Our study had several limitations. First, the work was retrospective in nature and was performed in a single center. Second, although we showed that complete resection prevented PC recurrence without the need for antifungals after surgical resection, the number of patients in the two groups was relatively small. Nevertheless, we suggest that complete surgical resection prevents recurrence in immunocompetent patients with localized lesions compatible with PC. In such cases, surgical resection not only allows accurate diagnosis, but also successful management (and thus a high probability of complete response). However, further studies with longer-term follow-up are needed. Third, we did not have culture results. Thus, we could not identify subspecies of Cryptococcus. Thus, future studies are needed to evaluate whether the clinical and radiological manifestations are different according to subtypes of Cryptococcus.

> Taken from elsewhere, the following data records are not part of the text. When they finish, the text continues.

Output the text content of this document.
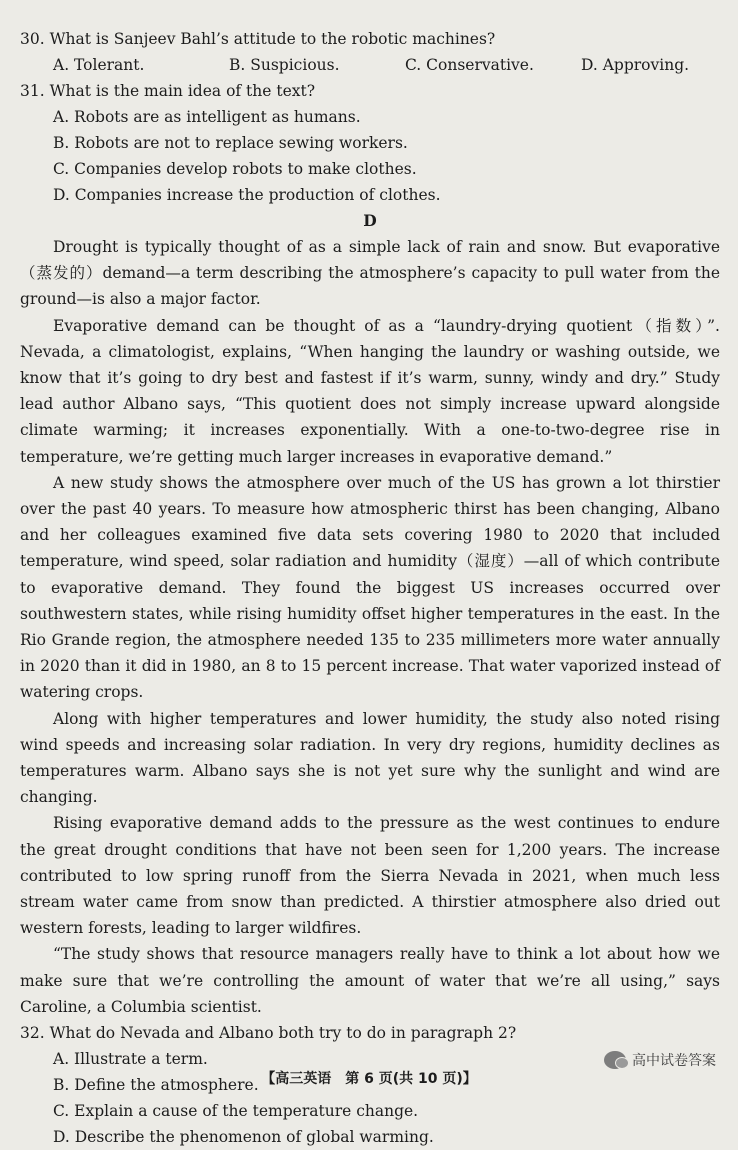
30. What is Sanjeev Bahl’s attitude to the robotic machines?

A. Tolerant.	B. Suspicious.	C. Conservative.	D. Approving.

31. What is the main idea of the text?

A. Robots are as intelligent as humans.

B. Robots are not to replace sewing workers.

C. Companies develop robots to make clothes.

D. Companies increase the production of clothes.

D

Drought is typically thought of as a simple lack of rain and snow. But evaporative（蒸发的）demand—a term describing the atmosphere’s capacity to pull water from the ground—is also a major factor.

Evaporative demand can be thought of as a “laundry-drying quotient（指数）”. Nevada, a climatologist, explains, “When hanging the laundry or washing outside, we know that it’s going to dry best and fastest if it’s warm, sunny, windy and dry.” Study lead author Albano says, “This quotient does not simply increase upward alongside climate warming; it increases exponentially. With a one-to-two-degree rise in temperature, we’re getting much larger increases in evaporative demand.”

A new study shows the atmosphere over much of the US has grown a lot thirstier over the past 40 years. To measure how atmospheric thirst has been changing, Albano and her colleagues examined five data sets covering 1980 to 2020 that included temperature, wind speed, solar radiation and humidity（湿度）—all of which contribute to evaporative demand. They found the biggest US increases occurred over southwestern states, while rising humidity offset higher temperatures in the east. In the Rio Grande region, the atmosphere needed 135 to 235 millimeters more water annually in 2020 than it did in 1980, an 8 to 15 percent increase. That water vaporized instead of watering crops.

Along with higher temperatures and lower humidity, the study also noted rising wind speeds and increasing solar radiation. In very dry regions, humidity declines as temperatures warm. Albano says she is not yet sure why the sunlight and wind are changing.

Rising evaporative demand adds to the pressure as the west continues to endure the great drought conditions that have not been seen for 1,200 years. The increase contributed to low spring runoff from the Sierra Nevada in 2021, when much less stream water came from snow than predicted. A thirstier atmosphere also dried out western forests, leading to larger wildfires.

“The study shows that resource managers really have to think a lot about how we make sure that we’re controlling the amount of water that we’re all using,” says Caroline, a Columbia scientist.

32. What do Nevada and Albano both try to do in paragraph 2?

A. Illustrate a term.

B. Define the atmosphere.

C. Explain a cause of the temperature change.

D. Describe the phenomenon of global warming.

高中试卷答案
【高三英语　第 6 页(共 10 页)】
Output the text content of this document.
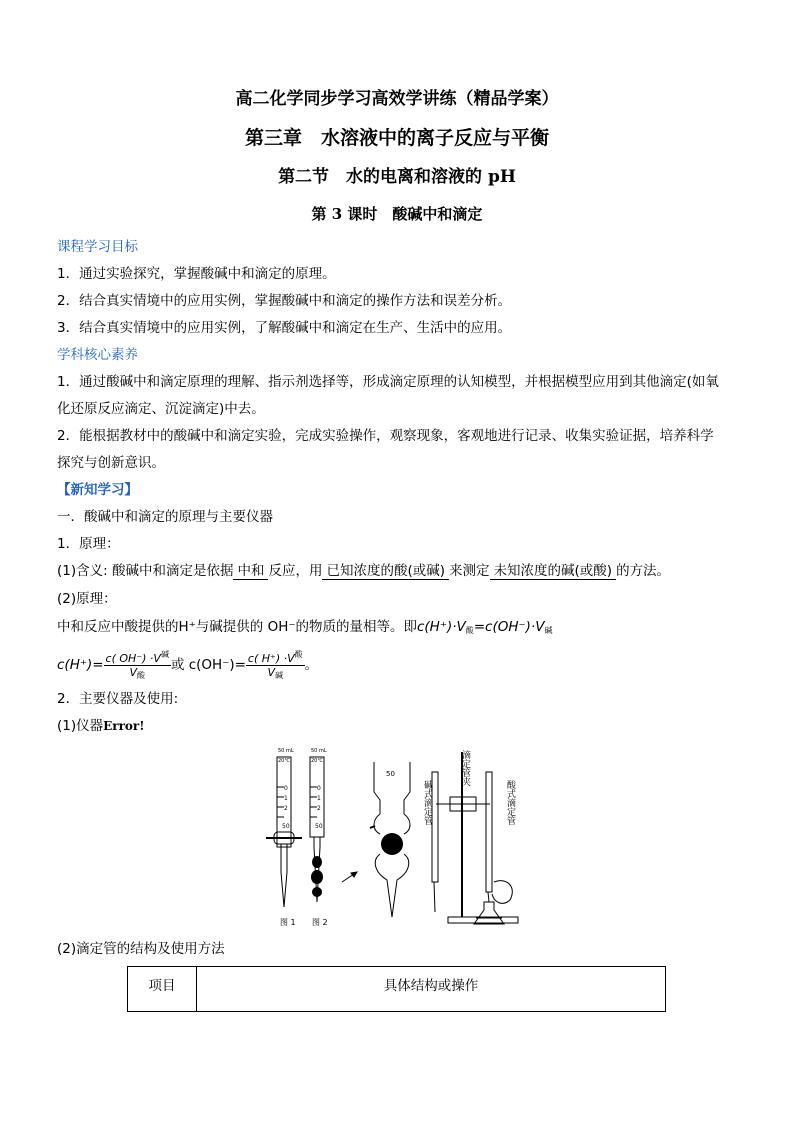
高二化学同步学习高效学讲练（精品学案）
第三章　水溶液中的离子反应与平衡
第二节　水的电离和溶液的 pH
第 3 课时　酸碱中和滴定
课程学习目标
1．通过实验探究，掌握酸碱中和滴定的原理。
2．结合真实情境中的应用实例，掌握酸碱中和滴定的操作方法和误差分析。
3．结合真实情境中的应用实例，了解酸碱中和滴定在生产、生活中的应用。
学科核心素养
1．通过酸碱中和滴定原理的理解、指示剂选择等，形成滴定原理的认知模型，并根据模型应用到其他滴定(如氧
化还原反应滴定、沉淀滴定)中去。
2．能根据教材中的酸碱中和滴定实验，完成实验操作，观察现象，客观地进行记录、收集实验证据，培养科学
探究与创新意识。
【新知学习】
一．酸碱中和滴定的原理与主要仪器
1．原理：
(1)含义: 酸碱中和滴定是依据 中和 反应，用 已知浓度的酸(或碱) 来测定 未知浓度的碱(或酸) 的方法。
(2)原理：
中和反应中酸提供的H⁺与碱提供的 OH⁻的物质的量相等。即$c(H^+)\cdot V_酸=c(OH^-)\cdot V_碱$
$c(H^+)= \frac{c( OH^-) \cdot V^碱}{V_酸}$ 或 $c(OH^-)= \frac{c( H^+) \cdot V^酸}{V_碱}$ 。
2．主要仪器及使用:
(1)仪器Error!
50 mL
20℃
0
1
2
50
50 mL
20℃
0
1
2
50
50
图 1 图 2
滴定管夹
碱式滴定管	酸式滴定管
(2)滴定管的结构及使用方法
项目	具体结构或操作
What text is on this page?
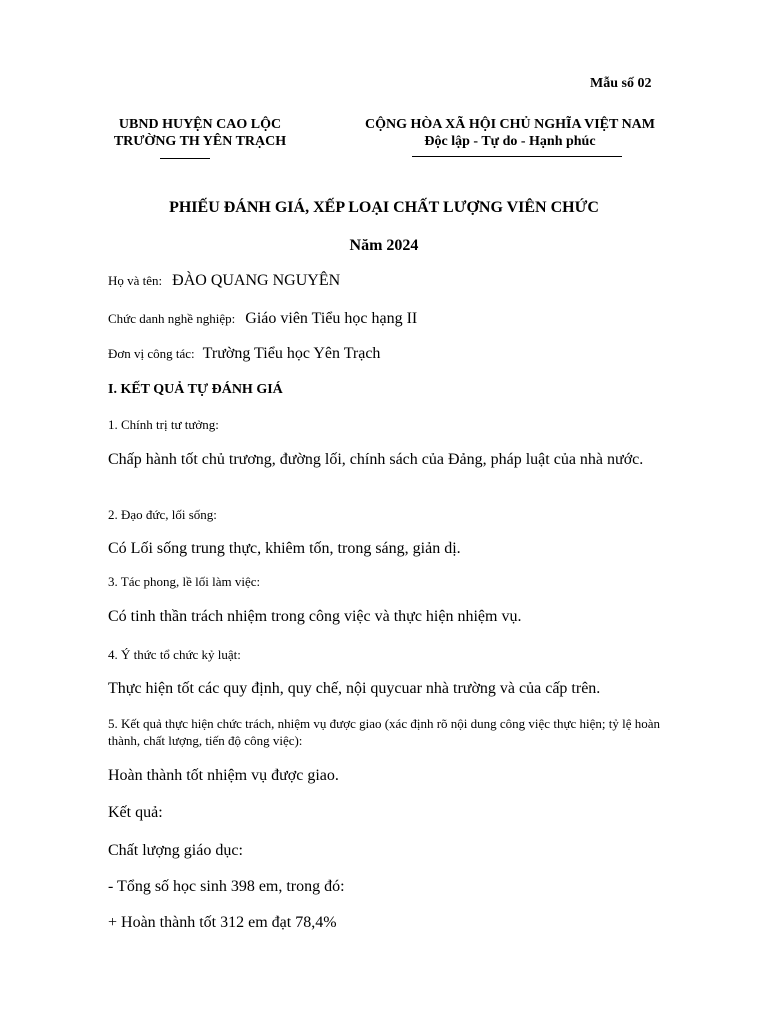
Mẫu số 02
UBND HUYỆN CAO LỘC
TRƯỜNG TH YÊN TRẠCH
CỘNG HÒA XÃ HỘI CHỦ NGHĨA VIỆT NAM
Độc lập - Tự do - Hạnh phúc
PHIẾU ĐÁNH GIÁ, XẾP LOẠI CHẤT LƯỢNG VIÊN CHỨC
Năm 2024
Họ và tên: ĐÀO QUANG NGUYÊN
Chức danh nghề nghiệp: Giáo viên Tiểu học hạng II
Đơn vị công tác: Trường Tiểu học Yên Trạch
I. KẾT QUẢ TỰ ĐÁNH GIÁ
1. Chính trị tư tưởng:
Chấp hành tốt chủ trương, đường lối, chính sách của Đảng, pháp luật của nhà nước.
2. Đạo đức, lối sống:
Có Lối sống trung thực, khiêm tốn, trong sáng, giản dị.
3. Tác phong, lề lối làm việc:
Có tinh thần trách nhiệm trong công việc và thực hiện nhiệm vụ.
4. Ý thức tổ chức kỷ luật:
Thực hiện tốt các quy định, quy chế, nội quycuar nhà trường và của cấp trên.
5. Kết quả thực hiện chức trách, nhiệm vụ được giao (xác định rõ nội dung công việc thực hiện; tỷ lệ hoàn thành, chất lượng, tiến độ công việc):
Hoàn thành tốt nhiệm vụ được giao.
Kết quả:
Chất lượng giáo dục:
- Tổng số học sinh 398 em, trong đó:
+ Hoàn thành tốt 312 em đạt 78,4%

In conclusion, we found that surgical resection was diagnostically required by our PC patients. Initial clinical suspicion of a lung malignancy was associated with surgical diagnosis. Whereas undetermined location was associated with surgical diagnostic approaches, the presence of the clustered nodular pattern, cavities, air bronchograms, and peripheral lesional locations was associated with non-surgical diagnostic approaches. Surgical resection not only afforded reliable diagnoses but also effectively treated PC. Antifungals were unnecessary after complete surgical resection.
Conflicts of Interest: The authors have no conflicts of interest to declare.
Ethical Statement: The study was approved by the Institutional Review Board of Samsung Medical Center (IRB no. 2017-06-142-011). The need for written patient consent was waived because the study was retrospective in nature.